9th AS transport NOAA GOES-U weather satellite

  • Published
  • By Staff Sgt. Marco A. Gomez
  • 436th Airlift Wing Public Affairs

KENNEDY SPACE CENTER, Fla. – Aircrew assigned to the 9th Airlift Squadron transported a National Oceanic and Atmospheric Administration Geostationary Operational Environmental Satellite, GOES-U, from Buckley Space Force Base, Colorado, to Kennedy Space Center, Florida, aboard a C-5M Super Galaxy, Jan. 23, 2024.

NOAA’s GOES-U is the fourth and final satellite in the GOES-R series, and is scheduled to launch in April 2024. GOES-U will be able to monitor severe weather, identify volcanic eruptions, measure land and sea surface temperatures, provide early alerts to emergency responders during wildfires and observe solar flares that could impact telecommunication on and around Earth.

“Once launched, the data it provides will touch the daily lives of anyone in the Western Hemisphere who checks the forecast,” said Lauren Duda, Lockheed Martin Space communications and media lead. “The high-quality weather data it captures also helps forecasters issue more timely severe weather warnings, which helps save lives and property. Every organization that helped get GOES-U to its launch site this week directly helped bring this important mission to reality.”

“The C-5M Super Galaxy, also built by Lockheed Martin, is the Air Force’s largest aircraft, and it’s extensive cargo bay size is the perfect fit for GOES-U’s school bus-sized trailer, plus ample ground support equipment,” said Duda. “Transporting GOES-U by aircraft is much safer than driving it for over 1,800 miles across the country.”

The mission showcases the C-5’s oversized carrying capacity and the aircrew’s ability to safely and efficiently transport the more than 11,000-pound weather satellite under unique restrictions.

“The biggest challenges were the onloading and offloading of the cargo, as well as the sensitivity once it was on board,” said Capt. Ryan Adams, 9th AS pilot. “Due to the size of the cargo, the clearances while on [and] offloading are extremely tight. The upload out of Buckley took roughly five hours and the download in Florida took roughly four hours.”

Adams explained an extra team of three loadmasters was necessary as they served as a dedicated upload crew while the other three remained in crew rest. Alternating load crews was a crucial part of the mission due to strict time constraints.

“Then there was a requirement once the cargo was on-board to maintain it at a certain temperature, which in the mid-30’s weather in Colorado was difficult,” said Adams. “We had one of our awesome flying crew chiefs stay at the jet after the upload was complete to run systems and monitor the temperature.
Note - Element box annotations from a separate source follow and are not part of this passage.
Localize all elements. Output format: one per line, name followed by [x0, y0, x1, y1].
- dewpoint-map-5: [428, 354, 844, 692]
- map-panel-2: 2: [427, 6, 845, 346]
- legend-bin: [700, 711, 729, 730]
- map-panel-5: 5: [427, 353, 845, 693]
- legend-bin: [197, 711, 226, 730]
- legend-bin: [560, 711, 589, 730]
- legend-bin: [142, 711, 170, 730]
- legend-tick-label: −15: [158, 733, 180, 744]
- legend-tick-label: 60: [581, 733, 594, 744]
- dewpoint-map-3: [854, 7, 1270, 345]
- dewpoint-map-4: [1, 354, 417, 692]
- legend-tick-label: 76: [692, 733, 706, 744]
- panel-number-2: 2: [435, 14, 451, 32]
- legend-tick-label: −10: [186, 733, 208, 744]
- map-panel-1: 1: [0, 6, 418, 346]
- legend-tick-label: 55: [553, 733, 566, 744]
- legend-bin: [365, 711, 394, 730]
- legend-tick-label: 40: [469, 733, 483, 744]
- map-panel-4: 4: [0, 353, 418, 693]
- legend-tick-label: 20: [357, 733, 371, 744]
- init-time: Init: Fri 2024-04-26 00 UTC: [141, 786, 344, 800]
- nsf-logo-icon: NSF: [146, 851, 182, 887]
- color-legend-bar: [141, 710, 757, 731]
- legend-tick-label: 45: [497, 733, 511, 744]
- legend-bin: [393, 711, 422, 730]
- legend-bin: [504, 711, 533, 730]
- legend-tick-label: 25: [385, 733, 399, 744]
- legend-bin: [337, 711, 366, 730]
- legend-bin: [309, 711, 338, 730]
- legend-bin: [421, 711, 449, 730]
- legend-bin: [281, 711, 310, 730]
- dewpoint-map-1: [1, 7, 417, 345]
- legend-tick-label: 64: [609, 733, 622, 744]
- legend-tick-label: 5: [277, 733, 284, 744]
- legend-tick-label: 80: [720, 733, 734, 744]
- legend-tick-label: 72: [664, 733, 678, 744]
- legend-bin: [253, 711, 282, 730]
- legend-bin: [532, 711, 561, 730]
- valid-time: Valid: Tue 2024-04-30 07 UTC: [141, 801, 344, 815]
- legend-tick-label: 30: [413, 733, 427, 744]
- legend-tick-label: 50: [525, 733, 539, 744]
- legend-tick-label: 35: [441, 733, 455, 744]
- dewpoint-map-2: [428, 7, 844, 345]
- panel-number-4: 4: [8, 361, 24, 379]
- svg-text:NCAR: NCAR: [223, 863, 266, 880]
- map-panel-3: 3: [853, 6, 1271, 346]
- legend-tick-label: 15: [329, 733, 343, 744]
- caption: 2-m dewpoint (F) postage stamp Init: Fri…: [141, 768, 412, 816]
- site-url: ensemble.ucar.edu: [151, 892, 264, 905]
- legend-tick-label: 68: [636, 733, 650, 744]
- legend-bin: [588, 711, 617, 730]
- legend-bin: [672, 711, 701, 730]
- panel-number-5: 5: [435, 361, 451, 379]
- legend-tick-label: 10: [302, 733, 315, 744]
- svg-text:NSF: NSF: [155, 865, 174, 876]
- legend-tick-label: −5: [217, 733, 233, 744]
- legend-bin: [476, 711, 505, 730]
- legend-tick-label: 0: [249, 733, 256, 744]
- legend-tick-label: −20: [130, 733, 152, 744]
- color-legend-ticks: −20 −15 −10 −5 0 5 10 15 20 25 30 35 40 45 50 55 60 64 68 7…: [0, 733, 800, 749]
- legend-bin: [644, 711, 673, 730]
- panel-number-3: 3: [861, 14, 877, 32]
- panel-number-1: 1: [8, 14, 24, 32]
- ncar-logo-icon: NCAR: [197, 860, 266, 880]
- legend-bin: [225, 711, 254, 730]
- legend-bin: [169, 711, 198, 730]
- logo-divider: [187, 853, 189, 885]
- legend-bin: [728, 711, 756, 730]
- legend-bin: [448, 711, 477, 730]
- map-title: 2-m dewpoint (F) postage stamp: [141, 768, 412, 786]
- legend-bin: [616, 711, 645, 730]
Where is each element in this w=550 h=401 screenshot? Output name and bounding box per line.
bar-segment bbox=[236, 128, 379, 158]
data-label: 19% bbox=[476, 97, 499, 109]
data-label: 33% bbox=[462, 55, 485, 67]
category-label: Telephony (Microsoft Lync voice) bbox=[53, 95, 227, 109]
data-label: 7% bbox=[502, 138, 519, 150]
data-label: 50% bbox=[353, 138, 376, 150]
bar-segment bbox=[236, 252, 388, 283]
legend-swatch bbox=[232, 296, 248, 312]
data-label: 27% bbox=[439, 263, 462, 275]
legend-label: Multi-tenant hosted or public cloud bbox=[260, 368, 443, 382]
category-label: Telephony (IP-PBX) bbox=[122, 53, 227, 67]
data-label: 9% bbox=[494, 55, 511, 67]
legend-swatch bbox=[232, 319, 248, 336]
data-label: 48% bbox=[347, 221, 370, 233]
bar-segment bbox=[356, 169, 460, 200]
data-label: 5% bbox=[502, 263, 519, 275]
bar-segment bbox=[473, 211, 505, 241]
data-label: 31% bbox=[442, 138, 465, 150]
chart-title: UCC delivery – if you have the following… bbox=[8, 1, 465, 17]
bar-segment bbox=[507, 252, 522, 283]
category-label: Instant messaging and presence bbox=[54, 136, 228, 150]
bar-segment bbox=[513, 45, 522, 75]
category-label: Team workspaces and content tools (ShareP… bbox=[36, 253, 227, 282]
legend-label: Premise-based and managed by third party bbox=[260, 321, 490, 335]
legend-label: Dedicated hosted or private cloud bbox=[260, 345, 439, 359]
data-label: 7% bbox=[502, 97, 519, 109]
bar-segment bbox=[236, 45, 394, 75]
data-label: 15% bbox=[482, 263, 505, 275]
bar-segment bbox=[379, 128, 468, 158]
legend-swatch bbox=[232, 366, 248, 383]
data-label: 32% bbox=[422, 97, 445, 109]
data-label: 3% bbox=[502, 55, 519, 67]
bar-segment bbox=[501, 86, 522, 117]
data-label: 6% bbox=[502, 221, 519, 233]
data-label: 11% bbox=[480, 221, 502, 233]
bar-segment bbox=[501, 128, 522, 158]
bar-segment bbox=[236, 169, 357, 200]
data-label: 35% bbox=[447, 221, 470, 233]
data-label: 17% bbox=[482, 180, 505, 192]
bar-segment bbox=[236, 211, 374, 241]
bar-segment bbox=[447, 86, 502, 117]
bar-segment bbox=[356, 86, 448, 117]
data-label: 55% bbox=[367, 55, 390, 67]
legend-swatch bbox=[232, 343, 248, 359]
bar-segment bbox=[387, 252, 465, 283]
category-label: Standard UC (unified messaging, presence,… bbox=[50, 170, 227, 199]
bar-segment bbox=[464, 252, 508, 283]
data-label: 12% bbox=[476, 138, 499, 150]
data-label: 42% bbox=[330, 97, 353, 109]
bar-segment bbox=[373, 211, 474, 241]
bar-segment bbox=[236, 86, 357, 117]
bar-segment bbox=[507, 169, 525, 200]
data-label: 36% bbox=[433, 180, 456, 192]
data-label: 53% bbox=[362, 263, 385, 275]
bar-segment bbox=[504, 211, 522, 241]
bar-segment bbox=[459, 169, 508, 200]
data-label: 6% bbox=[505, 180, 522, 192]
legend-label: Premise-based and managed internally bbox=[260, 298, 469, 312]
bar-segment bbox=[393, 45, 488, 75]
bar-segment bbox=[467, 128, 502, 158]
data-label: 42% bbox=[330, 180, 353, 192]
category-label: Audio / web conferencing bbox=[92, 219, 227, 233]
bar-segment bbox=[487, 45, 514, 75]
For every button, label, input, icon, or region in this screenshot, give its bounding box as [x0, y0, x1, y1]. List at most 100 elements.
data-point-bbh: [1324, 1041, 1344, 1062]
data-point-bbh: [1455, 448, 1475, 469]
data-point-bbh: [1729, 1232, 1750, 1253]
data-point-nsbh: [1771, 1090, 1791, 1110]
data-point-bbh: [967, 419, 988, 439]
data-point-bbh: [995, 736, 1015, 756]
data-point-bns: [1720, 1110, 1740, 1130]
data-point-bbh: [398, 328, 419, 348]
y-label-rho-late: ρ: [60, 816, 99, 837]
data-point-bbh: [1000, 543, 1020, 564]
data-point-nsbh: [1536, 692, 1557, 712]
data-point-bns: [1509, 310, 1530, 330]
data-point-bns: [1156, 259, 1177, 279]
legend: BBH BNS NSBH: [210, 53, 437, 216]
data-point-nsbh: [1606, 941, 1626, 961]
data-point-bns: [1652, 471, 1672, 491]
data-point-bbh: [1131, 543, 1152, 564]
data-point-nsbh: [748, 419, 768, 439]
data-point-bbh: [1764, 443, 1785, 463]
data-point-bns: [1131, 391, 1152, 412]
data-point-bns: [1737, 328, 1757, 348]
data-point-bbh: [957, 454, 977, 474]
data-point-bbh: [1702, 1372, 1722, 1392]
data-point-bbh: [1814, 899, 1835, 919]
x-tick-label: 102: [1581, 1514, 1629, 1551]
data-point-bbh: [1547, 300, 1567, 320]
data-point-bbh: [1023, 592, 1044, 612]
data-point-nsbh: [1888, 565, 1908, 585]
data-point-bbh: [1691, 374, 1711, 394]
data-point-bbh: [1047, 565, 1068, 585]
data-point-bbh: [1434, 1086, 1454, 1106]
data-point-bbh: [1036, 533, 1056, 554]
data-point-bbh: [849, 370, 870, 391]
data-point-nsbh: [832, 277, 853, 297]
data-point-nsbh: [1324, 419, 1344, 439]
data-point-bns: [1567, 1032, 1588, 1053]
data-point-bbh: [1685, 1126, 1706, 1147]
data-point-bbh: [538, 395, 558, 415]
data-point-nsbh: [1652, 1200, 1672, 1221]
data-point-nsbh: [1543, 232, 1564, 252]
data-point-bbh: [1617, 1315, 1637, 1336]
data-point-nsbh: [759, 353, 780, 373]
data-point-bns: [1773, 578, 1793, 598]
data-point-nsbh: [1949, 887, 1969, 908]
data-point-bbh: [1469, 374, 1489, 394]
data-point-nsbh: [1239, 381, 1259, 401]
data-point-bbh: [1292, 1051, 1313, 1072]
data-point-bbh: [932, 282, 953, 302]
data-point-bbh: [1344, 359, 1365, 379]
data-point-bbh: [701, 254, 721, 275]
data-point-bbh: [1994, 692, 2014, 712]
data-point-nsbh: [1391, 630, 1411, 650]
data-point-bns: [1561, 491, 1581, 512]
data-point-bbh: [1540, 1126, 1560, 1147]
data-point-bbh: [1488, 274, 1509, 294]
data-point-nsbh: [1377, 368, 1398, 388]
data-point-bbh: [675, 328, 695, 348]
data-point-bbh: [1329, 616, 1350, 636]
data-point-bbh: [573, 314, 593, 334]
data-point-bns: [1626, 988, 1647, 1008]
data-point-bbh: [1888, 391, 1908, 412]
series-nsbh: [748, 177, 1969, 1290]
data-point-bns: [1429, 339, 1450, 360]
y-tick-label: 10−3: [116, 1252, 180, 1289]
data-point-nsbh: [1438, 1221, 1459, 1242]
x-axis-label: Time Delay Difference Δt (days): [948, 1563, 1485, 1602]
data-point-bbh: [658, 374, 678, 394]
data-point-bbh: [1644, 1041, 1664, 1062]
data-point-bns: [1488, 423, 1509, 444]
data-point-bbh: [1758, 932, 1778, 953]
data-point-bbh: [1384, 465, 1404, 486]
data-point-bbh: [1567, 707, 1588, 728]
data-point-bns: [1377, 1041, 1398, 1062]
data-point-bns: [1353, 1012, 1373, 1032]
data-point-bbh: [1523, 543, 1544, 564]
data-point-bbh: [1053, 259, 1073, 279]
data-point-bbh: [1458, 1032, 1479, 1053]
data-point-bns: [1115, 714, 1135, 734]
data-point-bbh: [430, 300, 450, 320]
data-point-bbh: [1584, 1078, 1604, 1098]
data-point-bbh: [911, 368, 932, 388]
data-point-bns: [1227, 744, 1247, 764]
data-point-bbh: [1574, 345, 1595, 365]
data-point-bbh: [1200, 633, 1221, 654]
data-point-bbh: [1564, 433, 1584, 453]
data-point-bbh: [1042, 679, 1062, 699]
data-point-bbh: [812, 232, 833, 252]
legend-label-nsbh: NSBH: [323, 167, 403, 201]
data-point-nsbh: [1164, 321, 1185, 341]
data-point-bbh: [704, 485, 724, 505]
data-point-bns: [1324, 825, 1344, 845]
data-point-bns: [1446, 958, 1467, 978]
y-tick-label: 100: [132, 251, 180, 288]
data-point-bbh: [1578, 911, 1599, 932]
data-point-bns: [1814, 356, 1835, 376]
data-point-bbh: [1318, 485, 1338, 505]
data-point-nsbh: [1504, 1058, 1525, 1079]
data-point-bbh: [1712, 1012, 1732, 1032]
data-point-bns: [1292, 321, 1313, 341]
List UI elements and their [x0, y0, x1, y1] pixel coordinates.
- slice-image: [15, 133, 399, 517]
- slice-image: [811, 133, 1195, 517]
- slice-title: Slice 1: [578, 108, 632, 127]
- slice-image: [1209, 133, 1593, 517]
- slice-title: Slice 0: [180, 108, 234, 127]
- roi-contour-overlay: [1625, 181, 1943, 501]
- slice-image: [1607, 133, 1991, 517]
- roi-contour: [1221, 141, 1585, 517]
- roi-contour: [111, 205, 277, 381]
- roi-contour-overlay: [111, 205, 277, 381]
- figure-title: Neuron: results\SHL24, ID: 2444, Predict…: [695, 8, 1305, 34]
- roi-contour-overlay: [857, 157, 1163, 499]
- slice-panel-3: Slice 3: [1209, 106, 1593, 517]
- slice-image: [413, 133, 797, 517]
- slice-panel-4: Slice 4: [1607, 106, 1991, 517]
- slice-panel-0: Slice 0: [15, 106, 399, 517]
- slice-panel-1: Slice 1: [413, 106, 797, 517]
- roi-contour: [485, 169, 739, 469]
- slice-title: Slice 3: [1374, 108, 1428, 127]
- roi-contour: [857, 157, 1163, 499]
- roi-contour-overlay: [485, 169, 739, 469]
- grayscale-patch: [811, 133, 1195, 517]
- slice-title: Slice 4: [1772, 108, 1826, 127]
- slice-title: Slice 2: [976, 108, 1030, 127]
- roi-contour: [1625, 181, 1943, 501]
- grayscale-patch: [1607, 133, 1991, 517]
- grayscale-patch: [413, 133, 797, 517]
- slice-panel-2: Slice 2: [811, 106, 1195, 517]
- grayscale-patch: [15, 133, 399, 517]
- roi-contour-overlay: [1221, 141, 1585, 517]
Overall, it was a great effort by the entire crew.”

Transporting GOES-U brought unique challenges that tested the crew’s capabilities on moving a sensitive and rarely seen piece of cargo aboard the C-5.

“It is very rewarding and for me hands down the coolest mission I’ve been a part of,” said Adams. “As someone who grew up with an affinity for space and NASA, it was personally gratifying getting to fly a mission in conjunction with them along with Lockheed, NOAA and all the other agencies who had a hand in this movement. Also, the fact that a mission of this magnitude, getting GOES-U into space, wouldn’t be possible without the capabilities of the C-5M and the crew dogs of the 9th Airlift Squadron fills me with pride.”